Penn Entertainment and its embattled ESPN Bet subsidiary received boosts from J.P. Morgan analyst Joseph Greff in a December 12 investor note. He raised his rating on Penn stock from Neutral to Overweight. Greff also ratcheted his price target up from $19 per share to $27 each.
Greff admitted at the top of his report that his take was contrarian. “We presently see a favorable risk-reward, with sightline to a bottoming of its regional land-based-casino cashflow generation,” he wrote, emphasizing Penn’s terrestrial casino business.
Further criteria for optimism were $850 million in capex investments in four Penn casinos (M Resort, Hollywood Columbus, plus new casinos in Joliet and Aurora, Illinois). These he expected would begin generating a double-digit return on investment in the latter half of next year.
The analyst also deemed cash-flow projections for online Penn assets, including ESPN Bet, to be “reasonably set.” He looked forward to a positive return on digital investments in 2026.
“We have long-held the view that some degree of ESPN Bet success is the single biggest driver for the stock, and still see that as the case,” Greff wrote, adding that modest positive return on investment in 12 to 15 months wasn’t reflected in Penn’s share price. He warned that if Penn is unsuccessful in online profitability, it might simply close down those operations and “milk the $60m-ish of market access fees.”
Even allowing for an unsuccessful ESPN Bet, Greff saw Penn as worth $26 per share. (The stock was trading at $20 per share at the time of his report.) He opined that the value could be further elevated with merger-and-acquisition activity and asset sales.
“Net-net we see a favorable fundamentally driven risk-reward given improving free cash flow,” given the dropoff in capital expenditures two years hence, as well as the use of cash flow to deleverage the company.
Greff estimated that Penn is already throwing off $525 million a year in free cash flow. He added, “The share price has (meaningfully) underperformed its peers and the SPX by an average of 45% for each of the last four years.” The only greater underperformer during that time was ESPN Bet competitor DraftKings, while Station Casinos was the most significant outperformer.
Greff defended his thesis as “highly achievable.” He stood by estimates of $1.7 billion cash flow next year, with $1.9 billion from land-based casinos diluted by $50 million of online losses and corporate expenses of $118 million.
The J.P. Morgan analyst further anticipated $350 million in 2025 free cash flow, offset by $550 million outstanding in construction expenses. Looking ahead to 2026, he saw cash flow growing to $1.9 billion, including an $80 million online profit, less $121 million in corporate expenditures. In that scenario, free cash flow would swell to $526 million and capex would dwindle in 2026 to $50 million.
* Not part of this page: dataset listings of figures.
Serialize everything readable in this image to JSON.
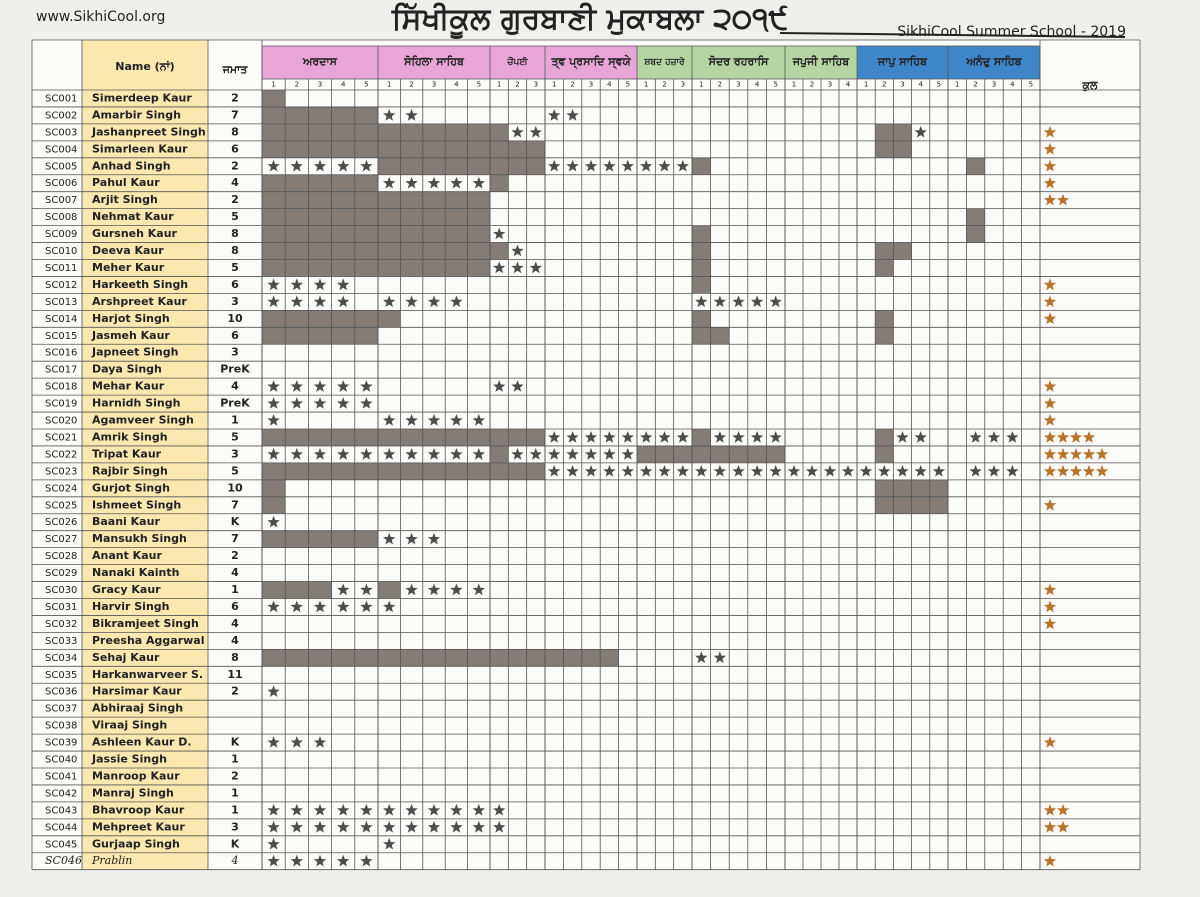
{
  "header": {
    "website": "www.SikhiCool.org",
    "title": "ਸਿੱਖੀਕੂਲ ਗੁਰਬਾਣੀ ਮੁਕਾਬਲਾ ੨੦੧੯",
    "subtitle": "SikhiCool Summer School - 2019"
  },
  "table": {
    "columns": {
      "name": "Name (ਨਾਂ)",
      "grade": "ਜਮਾਤ",
      "total": "ਕੁਲ"
    },
    "sections": [
      {
        "label": "ਅਰਦਾਸ",
        "color": "#e8a6d8",
        "parts": [
          1,
          2,
          3,
          4,
          5
        ]
      },
      {
        "label": "ਸੋਹਿਲਾ ਸਾਹਿਬ",
        "color": "#e8a6d8",
        "parts": [
          1,
          2,
          3,
          4,
          5
        ]
      },
      {
        "label": "ਚੌਪਈ",
        "color": "#e8a6d8",
        "parts": [
          1,
          2,
          3
        ]
      },
      {
        "label": "ਤ੍ਵ ਪ੍ਰਸਾਦਿ ਸ੍ਵਯੇ",
        "color": "#e8a6d8",
        "parts": [
          1,
          2,
          3,
          4,
          5
        ]
      },
      {
        "label": "ਸ਼ਬਦ ਹਜ਼ਾਰੇ",
        "color": "#b5d6a4",
        "parts": [
          1,
          2,
          3
        ]
      },
      {
        "label": "ਸੋਦਰ ਰਹਰਾਸਿ",
        "color": "#b5d6a4",
        "parts": [
          1,
          2,
          3,
          4,
          5
        ]
      },
      {
        "label": "ਜਪੁਜੀ ਸਾਹਿਬ",
        "color": "#b5d6a4",
        "parts": [
          1,
          2,
          3,
          4
        ]
      },
      {
        "label": "ਜਾਪੁ ਸਾਹਿਬ",
        "color": "#3f86c8",
        "parts": [
          1,
          2,
          3,
          4,
          5
        ]
      },
      {
        "label": "ਅਨੰਦੁ ਸਾਹਿਬ",
        "color": "#3f86c8",
        "parts": [
          1,
          2,
          3,
          4,
          5
        ]
      }
    ],
    "rows": [
      [
        "SC001",
        "Simerdeep Kaur",
        "2"
      ],
      [
        "SC002",
        "Amarbir Singh",
        "7"
      ],
      [
        "SC003",
        "Jashanpreet Singh",
        "8"
      ],
      [
        "SC004",
        "Simarleen Kaur",
        "6"
      ],
      [
        "SC005",
        "Anhad Singh",
        "2"
      ],
      [
        "SC006",
        "Pahul Kaur",
        "4"
      ],
      [
        "SC007",
        "Arjit Singh",
        "2"
      ],
      [
        "SC008",
        "Nehmat Kaur",
        "5"
      ],
      [
        "SC009",
        "Gursneh Kaur",
        "8"
      ],
      [
        "SC010",
        "Deeva Kaur",
        "8"
      ],
      [
        "SC011",
        "Meher Kaur",
        "5"
      ],
      [
        "SC012",
        "Harkeeth Singh",
        "6"
      ],
      [
        "SC013",
        "Arshpreet Kaur",
        "3"
      ],
      [
        "SC014",
        "Harjot Singh",
        "10"
      ],
      [
        "SC015",
        "Jasmeh Kaur",
        "6"
      ],
      [
        "SC016",
        "Japneet Singh",
        "3"
      ],
      [
        "SC017",
        "Daya Singh",
        "PreK"
      ],
      [
        "SC018",
        "Mehar Kaur",
        "4"
      ],
      [
        "SC019",
        "Harnidh Singh",
        "PreK"
      ],
      [
        "SC020",
        "Agamveer Singh",
        "1"
      ],
      [
        "SC021",
        "Amrik Singh",
        "5"
      ],
      [
        "SC022",
        "Tripat Kaur",
        "3"
      ],
      [
        "SC023",
        "Rajbir Singh",
        "5"
      ],
      [
        "SC024",
        "Gurjot Singh",
        "10"
      ],
      [
        "SC025",
        "Ishmeet Singh",
        "7"
      ],
      [
        "SC026",
        "Baani Kaur",
        "K"
      ],
      [
        "SC027",
        "Mansukh Singh",
        "7"
      ],
      [
        "SC028",
        "Anant Kaur",
        "2"
      ],
      [
        "SC029",
        "Nanaki Kainth",
        "4"
      ],
      [
        "SC030",
        "Gracy Kaur",
        "1"
      ],
      [
        "SC031",
        "Harvir Singh",
        "6"
      ],
      [
        "SC032",
        "Bikramjeet Singh",
        "4"
      ],
      [
        "SC033",
        "Preesha Aggarwal",
        "4"
      ],
      [
        "SC034",
        "Sehaj Kaur",
        "8"
      ],
      [
        "SC035",
        "Harkanwarveer S.",
        "11"
      ],
      [
        "SC036",
        "Harsimar Kaur",
        "2"
      ],
      [
        "SC037",
        "Abhiraaj Singh",
        null
      ],
      [
        "SC038",
        "Viraaj Singh",
        null
      ],
      [
        "SC039",
        "Ashleen Kaur D.",
        "K"
      ],
      [
        "SC040",
        "Jassie Singh",
        "1"
      ],
      [
        "SC041",
        "Manroop Kaur",
        "2"
      ],
      [
        "SC042",
        "Manraj Singh",
        "1"
      ],
      [
        "SC043",
        "Bhavroop Kaur",
        "1"
      ],
      [
        "SC044",
        "Mehpreet Kaur",
        "3"
      ],
      [
        "SC045",
        "Gurjaap Singh",
        "K"
      ],
      [
        "SC046",
        "Prablin",
        "4"
      ]
    ]
  }
}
For the fourth quarter of this year, Penn expects revenue on the order of $1.3 billion or higher and cash flow in the vicinity of $450 million from terrestrial casinos. Those numbers are predicated on stable consumer activity in gambling and some disruption of revenues at L’Auberge du Lac in Lake Charles, Louisiana, due to a hotel renovation to attract higher-paying guests. New competition in Louisiana, Illinois, and Nebraska is further expected to impact revenues.
Penn strongholds in the early weeks of the fourth quarter were Michigan (Hollywood Greektown), Indiana (multiple casinos), and St. Louis, Missouri (Hollywood St. Louis and River City). Coin-in was reported to be up 3.6 percent. Seven Penn-owned sports books had been rebranded as ESPN Bet as well.
Online, the projected negative return on investment ranged from $70 million to $120 million, including a $35 million loss from player-friendly sports outcomes in October. Greff reported that OSB holds were up “meaningfully” in November, with Iowa seeing 113 percent revenue growth, while Maryland leapt 99 percent year over year and New York 53 percent.
Penn continues to pin its OSB hopes on the integration of ESPN Bet into the overall ESPN application, theoretically broadening user access. These, Greff related, “have contributed to a higher parlay mix and sportsbook hold during the 3Q24.”
Greff appeared to approve of Penn’s financing mix for its four ongoing casino projects. The $850 million outlay includes $225 million cash on hand and its mitigated by $50 million from the City of Aurora as well as $575 million from asset owner Gaming & Leisure Properties (GLPI).
GLPI’s commitment broke down as $225 million toward $360 million Hollywood Aurora, $130 million of new Hollywood Joliet’s $185 million budget, $150 million for a $205 million M Resort hotel tower (its second), and all $100 million toward Hollywood Columbus’s first hotel tower.